Nauru est découvert au moment de la colonisation par les Anglais qui identifient la capacité extractive
de l’île. Elle sert d’abord de refuge à des déserteurs et des pirates. Quand une nouvelle population
s’installe sur une île, des relations et des conflits s’installent. Conflits, guerres, ressources.
Depuis le XIXe les Chinois viennent prélever du Guano. Les allemands arrivent, le conflit dure et
l’empire allemand récupère la possession de l’île et développe l’extraction massive de phosphate.

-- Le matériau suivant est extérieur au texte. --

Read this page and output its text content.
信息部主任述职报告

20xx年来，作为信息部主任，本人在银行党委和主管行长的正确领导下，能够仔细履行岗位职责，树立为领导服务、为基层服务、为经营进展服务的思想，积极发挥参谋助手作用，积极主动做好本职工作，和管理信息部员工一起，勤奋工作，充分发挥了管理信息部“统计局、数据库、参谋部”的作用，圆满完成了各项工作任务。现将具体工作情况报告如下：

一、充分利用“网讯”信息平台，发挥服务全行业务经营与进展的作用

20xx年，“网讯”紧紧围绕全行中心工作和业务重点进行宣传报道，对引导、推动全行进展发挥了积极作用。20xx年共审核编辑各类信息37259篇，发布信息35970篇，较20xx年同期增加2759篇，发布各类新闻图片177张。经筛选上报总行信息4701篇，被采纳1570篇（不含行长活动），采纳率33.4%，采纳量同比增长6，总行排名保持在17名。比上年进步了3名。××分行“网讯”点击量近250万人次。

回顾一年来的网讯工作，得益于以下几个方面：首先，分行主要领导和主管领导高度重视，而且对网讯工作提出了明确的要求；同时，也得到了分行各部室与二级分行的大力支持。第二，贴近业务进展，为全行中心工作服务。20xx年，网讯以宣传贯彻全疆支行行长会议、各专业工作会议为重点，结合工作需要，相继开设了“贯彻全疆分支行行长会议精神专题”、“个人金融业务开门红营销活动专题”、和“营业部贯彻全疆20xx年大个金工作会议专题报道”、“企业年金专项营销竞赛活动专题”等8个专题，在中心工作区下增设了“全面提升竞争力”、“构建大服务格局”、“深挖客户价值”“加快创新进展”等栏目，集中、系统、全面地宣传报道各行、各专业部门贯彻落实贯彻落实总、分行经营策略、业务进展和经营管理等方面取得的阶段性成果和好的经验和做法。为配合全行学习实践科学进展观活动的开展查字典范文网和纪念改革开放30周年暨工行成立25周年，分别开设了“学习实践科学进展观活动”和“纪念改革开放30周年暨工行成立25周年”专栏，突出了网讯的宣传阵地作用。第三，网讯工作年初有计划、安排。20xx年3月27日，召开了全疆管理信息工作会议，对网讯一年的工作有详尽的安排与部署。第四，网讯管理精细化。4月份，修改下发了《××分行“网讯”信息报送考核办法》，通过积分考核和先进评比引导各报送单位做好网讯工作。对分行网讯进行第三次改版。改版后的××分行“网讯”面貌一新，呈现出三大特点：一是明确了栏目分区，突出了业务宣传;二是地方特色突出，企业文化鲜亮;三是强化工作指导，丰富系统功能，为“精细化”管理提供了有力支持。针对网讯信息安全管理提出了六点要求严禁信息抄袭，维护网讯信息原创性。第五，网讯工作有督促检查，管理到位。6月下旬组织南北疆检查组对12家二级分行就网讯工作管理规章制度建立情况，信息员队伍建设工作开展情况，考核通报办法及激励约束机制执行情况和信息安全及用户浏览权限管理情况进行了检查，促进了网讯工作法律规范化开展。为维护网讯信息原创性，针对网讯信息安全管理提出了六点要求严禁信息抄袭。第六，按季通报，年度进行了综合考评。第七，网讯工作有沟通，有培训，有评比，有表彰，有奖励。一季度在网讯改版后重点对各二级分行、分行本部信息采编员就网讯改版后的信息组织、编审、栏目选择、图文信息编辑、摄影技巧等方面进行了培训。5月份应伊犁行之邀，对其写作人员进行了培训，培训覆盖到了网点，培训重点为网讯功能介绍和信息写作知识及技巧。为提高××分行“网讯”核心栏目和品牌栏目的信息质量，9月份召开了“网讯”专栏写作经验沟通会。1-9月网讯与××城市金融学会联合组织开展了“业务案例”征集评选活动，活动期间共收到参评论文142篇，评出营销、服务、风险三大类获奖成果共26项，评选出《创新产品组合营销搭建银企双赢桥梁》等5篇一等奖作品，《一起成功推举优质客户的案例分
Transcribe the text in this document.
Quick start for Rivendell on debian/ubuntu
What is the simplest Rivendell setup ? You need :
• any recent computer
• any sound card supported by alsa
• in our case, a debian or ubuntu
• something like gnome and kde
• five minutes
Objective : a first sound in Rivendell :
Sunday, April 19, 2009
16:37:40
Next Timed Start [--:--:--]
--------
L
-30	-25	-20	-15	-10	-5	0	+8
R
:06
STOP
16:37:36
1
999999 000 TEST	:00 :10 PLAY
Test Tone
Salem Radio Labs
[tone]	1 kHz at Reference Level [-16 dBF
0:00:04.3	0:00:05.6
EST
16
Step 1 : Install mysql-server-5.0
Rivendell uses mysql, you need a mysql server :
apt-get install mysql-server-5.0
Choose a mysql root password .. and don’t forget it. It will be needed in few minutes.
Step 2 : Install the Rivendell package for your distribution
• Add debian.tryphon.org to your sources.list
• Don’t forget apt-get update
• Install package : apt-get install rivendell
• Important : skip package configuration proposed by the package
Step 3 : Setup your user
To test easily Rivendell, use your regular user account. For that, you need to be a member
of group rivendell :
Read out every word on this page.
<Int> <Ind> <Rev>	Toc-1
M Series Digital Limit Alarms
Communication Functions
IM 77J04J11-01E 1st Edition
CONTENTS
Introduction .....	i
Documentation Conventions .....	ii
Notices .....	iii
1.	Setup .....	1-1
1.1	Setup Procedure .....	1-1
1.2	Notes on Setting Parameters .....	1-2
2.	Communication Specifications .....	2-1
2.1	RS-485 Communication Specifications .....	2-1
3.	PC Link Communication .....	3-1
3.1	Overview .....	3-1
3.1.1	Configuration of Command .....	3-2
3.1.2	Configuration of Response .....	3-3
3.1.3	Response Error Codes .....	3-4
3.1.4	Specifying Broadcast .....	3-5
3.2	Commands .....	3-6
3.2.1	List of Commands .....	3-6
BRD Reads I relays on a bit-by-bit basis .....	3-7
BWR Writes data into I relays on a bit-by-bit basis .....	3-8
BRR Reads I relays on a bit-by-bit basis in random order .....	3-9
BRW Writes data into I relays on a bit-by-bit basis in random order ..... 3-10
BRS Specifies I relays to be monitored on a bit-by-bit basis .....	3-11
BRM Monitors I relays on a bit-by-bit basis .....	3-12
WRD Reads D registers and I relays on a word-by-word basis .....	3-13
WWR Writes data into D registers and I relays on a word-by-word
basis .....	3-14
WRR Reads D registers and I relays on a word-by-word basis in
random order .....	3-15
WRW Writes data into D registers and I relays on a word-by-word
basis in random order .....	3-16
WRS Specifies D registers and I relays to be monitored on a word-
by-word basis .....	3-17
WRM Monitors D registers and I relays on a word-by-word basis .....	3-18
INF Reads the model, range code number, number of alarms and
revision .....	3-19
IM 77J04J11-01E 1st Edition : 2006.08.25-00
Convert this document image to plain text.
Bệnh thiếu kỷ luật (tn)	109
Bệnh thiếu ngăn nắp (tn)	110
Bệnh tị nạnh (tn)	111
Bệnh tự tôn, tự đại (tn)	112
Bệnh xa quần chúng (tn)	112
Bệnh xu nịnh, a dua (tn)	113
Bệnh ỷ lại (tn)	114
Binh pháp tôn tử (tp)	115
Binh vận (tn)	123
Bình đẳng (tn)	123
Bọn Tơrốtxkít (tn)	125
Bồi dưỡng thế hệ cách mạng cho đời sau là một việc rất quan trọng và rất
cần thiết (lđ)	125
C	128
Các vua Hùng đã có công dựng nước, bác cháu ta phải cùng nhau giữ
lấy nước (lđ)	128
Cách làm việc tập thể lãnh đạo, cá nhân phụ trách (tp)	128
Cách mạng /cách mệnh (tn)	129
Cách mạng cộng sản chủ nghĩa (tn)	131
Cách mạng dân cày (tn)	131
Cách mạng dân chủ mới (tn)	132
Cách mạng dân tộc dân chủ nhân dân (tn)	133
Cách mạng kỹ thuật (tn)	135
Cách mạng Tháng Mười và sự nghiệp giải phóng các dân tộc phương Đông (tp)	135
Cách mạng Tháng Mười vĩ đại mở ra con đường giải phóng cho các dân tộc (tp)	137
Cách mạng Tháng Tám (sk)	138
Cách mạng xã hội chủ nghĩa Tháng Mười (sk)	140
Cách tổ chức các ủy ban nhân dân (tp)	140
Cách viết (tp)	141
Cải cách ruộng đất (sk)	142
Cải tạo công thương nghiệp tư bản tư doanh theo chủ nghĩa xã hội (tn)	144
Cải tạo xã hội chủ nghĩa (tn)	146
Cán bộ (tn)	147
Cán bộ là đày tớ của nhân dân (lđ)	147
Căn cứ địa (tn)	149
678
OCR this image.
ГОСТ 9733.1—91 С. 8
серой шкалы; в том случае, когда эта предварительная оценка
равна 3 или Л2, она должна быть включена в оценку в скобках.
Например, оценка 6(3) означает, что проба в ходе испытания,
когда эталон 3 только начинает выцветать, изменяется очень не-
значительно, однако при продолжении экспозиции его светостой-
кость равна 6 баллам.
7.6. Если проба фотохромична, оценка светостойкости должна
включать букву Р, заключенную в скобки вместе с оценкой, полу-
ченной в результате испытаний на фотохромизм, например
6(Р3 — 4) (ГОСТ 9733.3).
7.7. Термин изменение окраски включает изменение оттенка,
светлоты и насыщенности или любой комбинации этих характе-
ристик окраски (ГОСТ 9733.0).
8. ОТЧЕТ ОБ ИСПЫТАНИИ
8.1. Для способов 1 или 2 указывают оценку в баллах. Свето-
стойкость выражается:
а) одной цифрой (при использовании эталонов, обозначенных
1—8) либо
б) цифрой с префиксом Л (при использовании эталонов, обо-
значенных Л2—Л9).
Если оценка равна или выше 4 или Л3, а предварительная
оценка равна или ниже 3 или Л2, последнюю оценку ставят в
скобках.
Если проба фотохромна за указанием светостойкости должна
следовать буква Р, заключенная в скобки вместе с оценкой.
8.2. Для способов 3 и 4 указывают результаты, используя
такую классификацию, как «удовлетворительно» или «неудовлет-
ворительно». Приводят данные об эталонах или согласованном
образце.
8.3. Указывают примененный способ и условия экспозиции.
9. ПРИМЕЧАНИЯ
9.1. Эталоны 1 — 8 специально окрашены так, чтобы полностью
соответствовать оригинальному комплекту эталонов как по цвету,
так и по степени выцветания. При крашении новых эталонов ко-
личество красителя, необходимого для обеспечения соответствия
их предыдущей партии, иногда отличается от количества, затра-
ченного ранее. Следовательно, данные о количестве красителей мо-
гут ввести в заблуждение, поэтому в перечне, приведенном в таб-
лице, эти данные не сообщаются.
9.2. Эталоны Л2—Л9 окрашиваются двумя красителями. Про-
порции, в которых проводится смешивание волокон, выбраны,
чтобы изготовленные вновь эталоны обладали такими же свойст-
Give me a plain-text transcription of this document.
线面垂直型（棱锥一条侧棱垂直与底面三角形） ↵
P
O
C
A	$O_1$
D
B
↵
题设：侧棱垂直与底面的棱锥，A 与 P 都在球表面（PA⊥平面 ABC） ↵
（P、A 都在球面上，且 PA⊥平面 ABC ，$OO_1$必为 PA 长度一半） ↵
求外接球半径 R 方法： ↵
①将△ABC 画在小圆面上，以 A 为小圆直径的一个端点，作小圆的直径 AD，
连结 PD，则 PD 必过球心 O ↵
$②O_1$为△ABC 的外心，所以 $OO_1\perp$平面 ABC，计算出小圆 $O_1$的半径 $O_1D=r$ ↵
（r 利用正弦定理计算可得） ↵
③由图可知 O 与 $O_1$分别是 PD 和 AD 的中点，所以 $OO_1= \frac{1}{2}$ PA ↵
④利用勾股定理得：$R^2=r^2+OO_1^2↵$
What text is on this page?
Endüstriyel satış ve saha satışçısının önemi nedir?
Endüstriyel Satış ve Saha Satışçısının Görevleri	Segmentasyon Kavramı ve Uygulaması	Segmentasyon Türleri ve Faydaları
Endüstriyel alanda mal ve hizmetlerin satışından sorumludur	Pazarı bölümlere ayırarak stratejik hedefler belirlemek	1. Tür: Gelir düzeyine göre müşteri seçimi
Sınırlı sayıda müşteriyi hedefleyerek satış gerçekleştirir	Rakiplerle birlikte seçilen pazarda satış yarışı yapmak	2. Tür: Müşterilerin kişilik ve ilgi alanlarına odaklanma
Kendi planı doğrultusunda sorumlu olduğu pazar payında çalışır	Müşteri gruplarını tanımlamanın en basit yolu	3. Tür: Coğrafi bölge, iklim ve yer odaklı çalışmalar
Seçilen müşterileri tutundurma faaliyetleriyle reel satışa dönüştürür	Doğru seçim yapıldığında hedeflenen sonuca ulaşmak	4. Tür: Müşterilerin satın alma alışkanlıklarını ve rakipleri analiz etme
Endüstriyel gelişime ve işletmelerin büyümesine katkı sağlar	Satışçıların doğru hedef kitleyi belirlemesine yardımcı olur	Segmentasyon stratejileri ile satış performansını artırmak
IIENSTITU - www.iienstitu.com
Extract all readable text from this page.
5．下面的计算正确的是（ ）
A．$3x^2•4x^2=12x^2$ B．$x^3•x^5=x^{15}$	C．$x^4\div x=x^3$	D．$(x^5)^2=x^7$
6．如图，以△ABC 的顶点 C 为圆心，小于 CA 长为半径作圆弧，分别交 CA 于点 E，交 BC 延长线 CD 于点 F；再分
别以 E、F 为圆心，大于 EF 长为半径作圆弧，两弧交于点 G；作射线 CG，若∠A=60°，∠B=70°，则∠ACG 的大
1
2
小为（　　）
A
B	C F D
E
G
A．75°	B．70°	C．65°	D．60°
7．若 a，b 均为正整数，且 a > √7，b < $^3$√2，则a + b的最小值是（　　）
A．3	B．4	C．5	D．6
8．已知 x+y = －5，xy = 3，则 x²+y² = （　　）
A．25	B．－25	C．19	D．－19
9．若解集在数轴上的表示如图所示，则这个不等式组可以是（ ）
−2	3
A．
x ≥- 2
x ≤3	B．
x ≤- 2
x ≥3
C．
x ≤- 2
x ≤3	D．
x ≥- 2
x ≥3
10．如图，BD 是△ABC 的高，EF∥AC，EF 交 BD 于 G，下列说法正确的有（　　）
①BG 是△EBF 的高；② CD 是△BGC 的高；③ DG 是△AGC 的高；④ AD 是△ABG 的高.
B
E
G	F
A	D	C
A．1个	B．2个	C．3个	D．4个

Les
chinois qui ont un pied sur l’île depuis longtemps négocie et les australiens font valoir leur proximité.
Les allemands perdent la possession et chinois et australiens s’en partagent l’exploitation. Dans les
années 70, la montagne de Guano n’est plus, tout a été extrait.
L’activité extractive se finissant, Nauru invoque l’ONU pour se voir reconnu son statut de victime :
celui-ci lui sera accordé mais sans réparation matérielle à la clef, un droit de siège lui sera accordé.
Aujourd’hui, Nauru travaille en vendant son vote à la Russie au CS de l’ONU. Nauru l’allié fidèle de la
Russie est rémunéré pour cette raison.